Know she may network everywhere
Get ready to have her network everywhere you go. She never knows when or where the opportunity to network may arise. It could be at the grocery store, or a friend’s child’s baptism. Anywhere other than a funeral is fair game.
Treat her social media pages with respect
If she uses her social media pages for her professional image, treat those with respect. Don’t tag her in photos that may not show her in the most professional light. Don’t post inappropriate videos on her wall.
Accept her business may take up some money
Understand that she may need to dedicate her extra income to her business. Don’t become upset when she won’t go to a concert with you because she needs to spend that $300 on a graphic designer for her new website.
Never suggest she settle for something else
Know that she will suffer ups and downs but you have to stay positive, even when she doesn’t. Never suggest that she give up and settle for something “more stable” or “more traditional.” That, to her, just means you don’t believe in her.
Really listen to her ideas
When she has a surge of ideas and inspiration, hear her out. It’s important she can bounce things off of you. Don’t keep watching your television show and only sort of invest in the conversation.
Be there for her meltdowns
For those nights when she wonders if she’ll ever succeed, when she bangs her head against the wall, and when she says she should give up. Don’t panic when these nights happen. Know that they are part of the process, and stay calm for her.
Don’t make her play hooky
Do not try to tempt her to abandon work she needs to be doing so she can go on a spontaneous trip or go wine tasting for the day. You might think you’re just being fun and cute, but she feels like you aren’t taking her work seriously.
Praise her discipline
Do you know how hard it is to make yourself do work when nobody else is making you do it? She gives herself tasks and plans her own agenda every week. Only her own fire is driving her to do these things. Tell her how amazing that is—she needs to hear it.

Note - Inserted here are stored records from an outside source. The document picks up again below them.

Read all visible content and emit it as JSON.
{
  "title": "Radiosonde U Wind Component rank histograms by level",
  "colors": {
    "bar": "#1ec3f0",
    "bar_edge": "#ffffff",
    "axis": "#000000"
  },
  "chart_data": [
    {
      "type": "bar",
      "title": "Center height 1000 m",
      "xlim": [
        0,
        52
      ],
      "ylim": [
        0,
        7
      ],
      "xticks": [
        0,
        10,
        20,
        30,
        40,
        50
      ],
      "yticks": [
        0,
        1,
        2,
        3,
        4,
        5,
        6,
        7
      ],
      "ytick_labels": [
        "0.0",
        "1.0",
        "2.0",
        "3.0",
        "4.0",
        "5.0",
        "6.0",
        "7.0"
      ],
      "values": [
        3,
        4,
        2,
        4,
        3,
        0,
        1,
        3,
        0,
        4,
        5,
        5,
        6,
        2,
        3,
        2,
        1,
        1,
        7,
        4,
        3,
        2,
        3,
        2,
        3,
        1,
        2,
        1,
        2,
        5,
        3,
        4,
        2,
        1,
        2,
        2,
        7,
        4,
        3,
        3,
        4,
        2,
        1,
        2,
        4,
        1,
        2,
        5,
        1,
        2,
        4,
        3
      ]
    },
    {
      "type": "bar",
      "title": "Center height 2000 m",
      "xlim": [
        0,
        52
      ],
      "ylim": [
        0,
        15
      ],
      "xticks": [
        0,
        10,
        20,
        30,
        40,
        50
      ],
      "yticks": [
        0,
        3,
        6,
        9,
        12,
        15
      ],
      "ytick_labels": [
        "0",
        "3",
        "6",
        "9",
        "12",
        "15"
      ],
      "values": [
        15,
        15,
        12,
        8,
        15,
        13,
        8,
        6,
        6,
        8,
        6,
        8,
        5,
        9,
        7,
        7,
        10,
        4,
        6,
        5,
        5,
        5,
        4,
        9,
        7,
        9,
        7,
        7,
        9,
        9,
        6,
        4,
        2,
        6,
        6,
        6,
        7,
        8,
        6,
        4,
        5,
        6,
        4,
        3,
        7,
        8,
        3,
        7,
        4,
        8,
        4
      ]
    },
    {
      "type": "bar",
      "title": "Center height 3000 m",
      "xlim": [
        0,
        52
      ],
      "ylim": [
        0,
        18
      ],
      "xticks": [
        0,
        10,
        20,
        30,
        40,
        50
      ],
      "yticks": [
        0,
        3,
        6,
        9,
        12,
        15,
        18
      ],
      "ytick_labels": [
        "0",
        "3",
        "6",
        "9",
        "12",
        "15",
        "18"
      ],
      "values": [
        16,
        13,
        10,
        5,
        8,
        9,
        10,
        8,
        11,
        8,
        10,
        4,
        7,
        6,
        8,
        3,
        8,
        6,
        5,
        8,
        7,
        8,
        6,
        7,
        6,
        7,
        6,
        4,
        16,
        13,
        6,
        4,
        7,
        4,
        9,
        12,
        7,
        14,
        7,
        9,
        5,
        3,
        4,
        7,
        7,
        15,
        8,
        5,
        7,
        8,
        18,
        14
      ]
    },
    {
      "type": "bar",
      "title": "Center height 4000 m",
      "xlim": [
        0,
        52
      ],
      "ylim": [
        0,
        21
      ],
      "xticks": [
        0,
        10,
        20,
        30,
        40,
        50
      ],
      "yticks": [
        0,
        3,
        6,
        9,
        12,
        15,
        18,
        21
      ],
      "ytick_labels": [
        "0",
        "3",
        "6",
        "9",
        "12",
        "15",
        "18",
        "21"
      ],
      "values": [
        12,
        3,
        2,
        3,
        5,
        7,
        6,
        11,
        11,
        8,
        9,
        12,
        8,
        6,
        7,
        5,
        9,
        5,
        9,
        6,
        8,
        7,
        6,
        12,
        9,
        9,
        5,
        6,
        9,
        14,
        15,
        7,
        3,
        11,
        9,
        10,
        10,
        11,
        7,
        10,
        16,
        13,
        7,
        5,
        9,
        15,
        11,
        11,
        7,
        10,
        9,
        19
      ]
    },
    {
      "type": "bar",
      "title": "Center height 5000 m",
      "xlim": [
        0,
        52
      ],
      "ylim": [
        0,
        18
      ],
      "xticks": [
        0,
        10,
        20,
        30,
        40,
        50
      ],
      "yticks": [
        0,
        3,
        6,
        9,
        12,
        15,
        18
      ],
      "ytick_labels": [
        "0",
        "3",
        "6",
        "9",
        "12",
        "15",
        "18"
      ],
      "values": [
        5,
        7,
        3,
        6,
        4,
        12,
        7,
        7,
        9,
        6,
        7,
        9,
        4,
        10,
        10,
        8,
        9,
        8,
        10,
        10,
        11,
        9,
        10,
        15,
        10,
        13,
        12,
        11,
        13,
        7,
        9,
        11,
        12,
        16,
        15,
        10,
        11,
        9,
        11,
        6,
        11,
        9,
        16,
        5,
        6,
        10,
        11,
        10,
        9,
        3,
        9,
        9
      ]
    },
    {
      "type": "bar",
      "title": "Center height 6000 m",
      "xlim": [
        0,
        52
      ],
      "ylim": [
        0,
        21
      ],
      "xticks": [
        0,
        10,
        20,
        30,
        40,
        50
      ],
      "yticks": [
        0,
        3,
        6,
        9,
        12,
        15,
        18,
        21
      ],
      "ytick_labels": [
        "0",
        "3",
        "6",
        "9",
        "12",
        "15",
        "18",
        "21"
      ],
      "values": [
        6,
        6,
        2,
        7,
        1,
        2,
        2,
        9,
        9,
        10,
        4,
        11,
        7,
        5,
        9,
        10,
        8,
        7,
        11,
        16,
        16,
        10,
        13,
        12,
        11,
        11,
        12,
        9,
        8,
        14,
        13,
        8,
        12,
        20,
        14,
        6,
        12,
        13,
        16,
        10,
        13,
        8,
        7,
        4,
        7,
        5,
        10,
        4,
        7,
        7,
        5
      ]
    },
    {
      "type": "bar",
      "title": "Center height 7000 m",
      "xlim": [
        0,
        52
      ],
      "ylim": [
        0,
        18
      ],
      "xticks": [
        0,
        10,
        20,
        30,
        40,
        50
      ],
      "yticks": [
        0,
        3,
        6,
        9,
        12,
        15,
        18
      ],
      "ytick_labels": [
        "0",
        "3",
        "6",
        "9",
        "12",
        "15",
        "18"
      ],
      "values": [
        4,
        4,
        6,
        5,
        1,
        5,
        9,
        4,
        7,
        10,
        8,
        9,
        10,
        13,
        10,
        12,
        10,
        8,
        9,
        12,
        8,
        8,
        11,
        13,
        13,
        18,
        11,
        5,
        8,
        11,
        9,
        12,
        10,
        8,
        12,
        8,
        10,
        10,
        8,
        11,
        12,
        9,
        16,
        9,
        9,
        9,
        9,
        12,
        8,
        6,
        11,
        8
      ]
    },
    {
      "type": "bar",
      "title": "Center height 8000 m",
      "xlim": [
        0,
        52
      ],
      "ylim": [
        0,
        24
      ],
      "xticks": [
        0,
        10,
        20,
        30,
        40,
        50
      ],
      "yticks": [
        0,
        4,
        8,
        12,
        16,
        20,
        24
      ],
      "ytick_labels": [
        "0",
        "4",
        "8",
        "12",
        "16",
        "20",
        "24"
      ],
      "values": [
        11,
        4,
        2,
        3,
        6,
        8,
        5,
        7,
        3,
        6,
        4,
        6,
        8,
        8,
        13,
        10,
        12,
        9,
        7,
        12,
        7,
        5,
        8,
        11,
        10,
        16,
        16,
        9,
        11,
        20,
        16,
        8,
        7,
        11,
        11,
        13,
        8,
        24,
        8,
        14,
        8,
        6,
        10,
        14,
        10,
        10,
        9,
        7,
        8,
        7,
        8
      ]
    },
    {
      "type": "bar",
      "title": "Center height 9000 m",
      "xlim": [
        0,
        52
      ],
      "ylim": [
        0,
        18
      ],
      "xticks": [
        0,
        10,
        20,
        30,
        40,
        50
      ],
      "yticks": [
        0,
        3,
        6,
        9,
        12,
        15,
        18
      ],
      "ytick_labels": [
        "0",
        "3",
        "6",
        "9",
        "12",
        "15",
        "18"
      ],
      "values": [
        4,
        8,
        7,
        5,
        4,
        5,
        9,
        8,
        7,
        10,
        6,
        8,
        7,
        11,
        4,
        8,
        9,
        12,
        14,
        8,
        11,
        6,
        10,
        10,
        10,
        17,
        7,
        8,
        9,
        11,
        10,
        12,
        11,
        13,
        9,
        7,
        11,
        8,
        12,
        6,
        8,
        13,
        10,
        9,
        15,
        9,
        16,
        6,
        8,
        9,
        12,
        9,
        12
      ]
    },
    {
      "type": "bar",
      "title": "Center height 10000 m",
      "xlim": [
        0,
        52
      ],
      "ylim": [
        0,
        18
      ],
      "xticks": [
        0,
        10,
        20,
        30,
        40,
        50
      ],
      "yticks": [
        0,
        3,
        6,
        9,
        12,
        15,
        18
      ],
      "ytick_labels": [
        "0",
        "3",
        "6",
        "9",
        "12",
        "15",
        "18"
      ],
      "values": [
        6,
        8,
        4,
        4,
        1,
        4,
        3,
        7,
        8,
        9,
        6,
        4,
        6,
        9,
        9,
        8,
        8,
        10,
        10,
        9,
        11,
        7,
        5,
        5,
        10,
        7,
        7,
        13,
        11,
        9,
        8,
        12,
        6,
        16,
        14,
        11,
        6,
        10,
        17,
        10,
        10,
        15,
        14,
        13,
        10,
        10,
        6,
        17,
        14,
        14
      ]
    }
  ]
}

Respect her self-imposed schedule
No, she won’t have a boss yell at her if she gets up at 10 am tomorrow. But she will yell at herself and have her own guilt to contend with. So don’t try to convince her to stay up late with you.
Keep private information private
Some of her ideas or impending deals might be confidential, so keep them confidential. Don’t even whisper one word of them to someone you think you can trust.